Will find, purchase personal copy. Must own. Perhaps two -- frequent re-reading likely.

Rating: 9 out of 10

2004-04-29: Book order #3

The final order for a while. I think I have enough to read to last me for, well, frankly, the rest of the year. But it's so much fun unpacking boxes of new books and shelving them.

In this last shipment:

Karen Armstrong -- A History of God
Jane Austen -- The Complete Novels of Jane Austen
Dan Brown -- Angels & Demons
Lois McMaster Bujold -- The Curse of Chalion
Lois McMaster Bujold -- Young Miles
Jim Butcher -- Storm Front
Jane Jacobs -- The Death and Life of Great American Cities
Clifford D. Simak -- City
Joan Slonczewski -- The Children Star
Anne Tyler -- Breathing Lessons

More non-SF and even some non-fiction in this set. I'm looking at adding a bit more variety in what I'm reading regularly.

Reviewing Young Miles will be a bit of a challenge in logistical decisions. I generally review compendiums of several novels with individual reviews for each of the component novels (since people often buy them in that form), but Young Miles also includes a short story. Not sure whether to review it as a single book or to write a separate review just for the short story. Hm.
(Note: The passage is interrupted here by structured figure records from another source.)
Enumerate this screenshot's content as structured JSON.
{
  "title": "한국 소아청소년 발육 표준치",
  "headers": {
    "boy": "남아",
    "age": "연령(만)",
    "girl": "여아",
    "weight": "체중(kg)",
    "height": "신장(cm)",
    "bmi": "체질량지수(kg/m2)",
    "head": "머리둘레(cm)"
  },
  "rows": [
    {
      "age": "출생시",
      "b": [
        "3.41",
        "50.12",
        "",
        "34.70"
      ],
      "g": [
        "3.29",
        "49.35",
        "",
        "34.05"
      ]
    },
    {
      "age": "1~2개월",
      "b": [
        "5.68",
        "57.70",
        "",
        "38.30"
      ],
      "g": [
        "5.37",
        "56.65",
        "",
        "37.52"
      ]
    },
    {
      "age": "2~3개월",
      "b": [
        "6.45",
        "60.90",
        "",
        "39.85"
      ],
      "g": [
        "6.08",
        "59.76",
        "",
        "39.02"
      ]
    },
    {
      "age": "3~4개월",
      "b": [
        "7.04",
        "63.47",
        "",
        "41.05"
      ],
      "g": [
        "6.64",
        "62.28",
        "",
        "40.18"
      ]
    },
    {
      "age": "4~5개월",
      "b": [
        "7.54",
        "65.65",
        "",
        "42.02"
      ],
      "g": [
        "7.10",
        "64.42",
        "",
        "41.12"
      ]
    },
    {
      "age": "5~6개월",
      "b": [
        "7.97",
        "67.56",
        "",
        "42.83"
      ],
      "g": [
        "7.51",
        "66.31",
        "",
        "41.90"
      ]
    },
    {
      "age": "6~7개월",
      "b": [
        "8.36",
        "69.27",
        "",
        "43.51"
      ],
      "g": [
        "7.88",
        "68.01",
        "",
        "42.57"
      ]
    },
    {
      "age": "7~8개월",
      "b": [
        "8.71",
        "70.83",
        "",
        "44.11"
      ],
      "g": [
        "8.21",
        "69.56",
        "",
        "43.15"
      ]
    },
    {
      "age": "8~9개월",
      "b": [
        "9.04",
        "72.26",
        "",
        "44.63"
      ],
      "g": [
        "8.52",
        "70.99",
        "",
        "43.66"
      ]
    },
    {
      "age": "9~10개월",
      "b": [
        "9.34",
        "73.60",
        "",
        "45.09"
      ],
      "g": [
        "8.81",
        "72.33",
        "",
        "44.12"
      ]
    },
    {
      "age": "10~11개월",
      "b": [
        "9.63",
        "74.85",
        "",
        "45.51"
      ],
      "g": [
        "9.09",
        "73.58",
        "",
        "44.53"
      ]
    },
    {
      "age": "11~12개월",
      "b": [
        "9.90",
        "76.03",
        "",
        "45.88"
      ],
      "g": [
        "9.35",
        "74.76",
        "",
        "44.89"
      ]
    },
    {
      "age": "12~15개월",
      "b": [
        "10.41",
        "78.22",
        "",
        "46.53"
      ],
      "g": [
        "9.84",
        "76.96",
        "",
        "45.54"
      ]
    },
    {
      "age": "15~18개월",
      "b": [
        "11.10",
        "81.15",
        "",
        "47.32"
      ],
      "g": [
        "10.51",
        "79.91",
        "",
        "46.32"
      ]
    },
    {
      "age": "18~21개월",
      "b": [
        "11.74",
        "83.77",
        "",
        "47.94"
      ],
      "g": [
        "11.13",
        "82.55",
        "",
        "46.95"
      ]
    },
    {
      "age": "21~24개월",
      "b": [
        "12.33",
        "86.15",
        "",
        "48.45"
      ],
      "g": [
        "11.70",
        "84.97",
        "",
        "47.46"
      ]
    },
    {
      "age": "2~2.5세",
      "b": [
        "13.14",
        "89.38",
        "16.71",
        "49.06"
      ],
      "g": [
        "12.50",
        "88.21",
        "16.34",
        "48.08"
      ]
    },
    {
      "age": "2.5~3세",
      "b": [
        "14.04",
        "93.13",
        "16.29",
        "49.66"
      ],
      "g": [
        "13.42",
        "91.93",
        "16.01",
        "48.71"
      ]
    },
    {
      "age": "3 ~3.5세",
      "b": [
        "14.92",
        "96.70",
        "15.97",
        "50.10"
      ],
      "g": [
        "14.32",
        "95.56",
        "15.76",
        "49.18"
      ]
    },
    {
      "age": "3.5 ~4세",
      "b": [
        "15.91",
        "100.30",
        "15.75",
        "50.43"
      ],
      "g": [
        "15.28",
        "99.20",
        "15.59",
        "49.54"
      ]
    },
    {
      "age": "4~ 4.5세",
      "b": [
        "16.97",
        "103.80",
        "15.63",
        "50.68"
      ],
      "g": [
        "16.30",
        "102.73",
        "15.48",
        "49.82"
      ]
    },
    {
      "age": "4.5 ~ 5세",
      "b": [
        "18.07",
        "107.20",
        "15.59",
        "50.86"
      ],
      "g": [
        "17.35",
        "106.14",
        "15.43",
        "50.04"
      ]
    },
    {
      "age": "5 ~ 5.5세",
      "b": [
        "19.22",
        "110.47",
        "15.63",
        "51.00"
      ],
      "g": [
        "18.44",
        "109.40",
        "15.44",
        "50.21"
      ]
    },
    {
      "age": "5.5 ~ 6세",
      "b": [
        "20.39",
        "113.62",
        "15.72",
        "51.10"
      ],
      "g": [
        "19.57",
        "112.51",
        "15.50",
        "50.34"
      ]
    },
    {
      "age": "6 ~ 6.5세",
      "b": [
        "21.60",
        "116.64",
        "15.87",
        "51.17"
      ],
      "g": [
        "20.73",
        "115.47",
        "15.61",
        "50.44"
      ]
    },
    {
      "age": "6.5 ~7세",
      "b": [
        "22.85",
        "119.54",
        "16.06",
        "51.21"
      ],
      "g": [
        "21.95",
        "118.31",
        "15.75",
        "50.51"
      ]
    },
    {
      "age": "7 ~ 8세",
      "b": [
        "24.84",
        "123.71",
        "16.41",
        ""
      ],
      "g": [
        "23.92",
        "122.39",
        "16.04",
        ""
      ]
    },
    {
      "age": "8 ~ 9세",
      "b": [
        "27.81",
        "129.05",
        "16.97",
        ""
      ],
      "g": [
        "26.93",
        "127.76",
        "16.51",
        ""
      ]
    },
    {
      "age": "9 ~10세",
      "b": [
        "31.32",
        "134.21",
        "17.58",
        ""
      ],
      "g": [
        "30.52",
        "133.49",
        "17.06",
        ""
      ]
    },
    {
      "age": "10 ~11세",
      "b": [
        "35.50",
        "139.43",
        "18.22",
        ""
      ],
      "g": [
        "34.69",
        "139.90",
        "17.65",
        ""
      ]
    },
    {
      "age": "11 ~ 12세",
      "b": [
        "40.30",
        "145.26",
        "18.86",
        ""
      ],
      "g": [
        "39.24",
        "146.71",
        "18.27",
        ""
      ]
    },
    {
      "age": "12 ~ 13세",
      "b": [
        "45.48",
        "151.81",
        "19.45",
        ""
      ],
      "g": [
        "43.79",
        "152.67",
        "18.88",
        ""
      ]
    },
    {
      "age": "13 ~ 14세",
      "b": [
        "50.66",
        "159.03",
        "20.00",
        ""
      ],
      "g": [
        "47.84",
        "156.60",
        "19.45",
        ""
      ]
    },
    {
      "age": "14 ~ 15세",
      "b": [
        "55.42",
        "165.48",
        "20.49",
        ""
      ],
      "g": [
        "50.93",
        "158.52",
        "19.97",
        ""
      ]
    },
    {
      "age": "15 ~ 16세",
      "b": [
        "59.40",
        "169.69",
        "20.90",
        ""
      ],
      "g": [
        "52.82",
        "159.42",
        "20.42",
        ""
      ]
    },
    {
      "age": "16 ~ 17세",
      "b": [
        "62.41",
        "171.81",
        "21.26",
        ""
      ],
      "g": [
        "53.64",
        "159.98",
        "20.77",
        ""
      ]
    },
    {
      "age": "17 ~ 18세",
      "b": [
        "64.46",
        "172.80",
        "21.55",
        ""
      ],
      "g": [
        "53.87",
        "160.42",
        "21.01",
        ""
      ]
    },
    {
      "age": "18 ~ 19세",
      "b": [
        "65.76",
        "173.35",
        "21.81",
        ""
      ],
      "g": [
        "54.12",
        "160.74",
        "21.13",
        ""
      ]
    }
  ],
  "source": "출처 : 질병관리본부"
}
Oh! And I should mention the books that I have from friends to read right now, since that's the set that I'm actually working on at present:

David Brin -- Kiln People
Bill Bryson -- The Mother Tongue
Charles De Lint -- Someplace to Be Flying
Georgette Heyer -- These Old Shades
Robert J. Sawyer -- Hominids
Sharon Shinn -- Archangel
Sean Stewart -- Nobody's Son
Theodore Sturgeon -- More Than Human
Peter Watts -- Starfish
Peter Watts -- Maelstrom
Diane Wynn-Jones -- Hexwood

plus I'll probably get the third book in the Outremer series from the friend who loaned me the first two, at some point.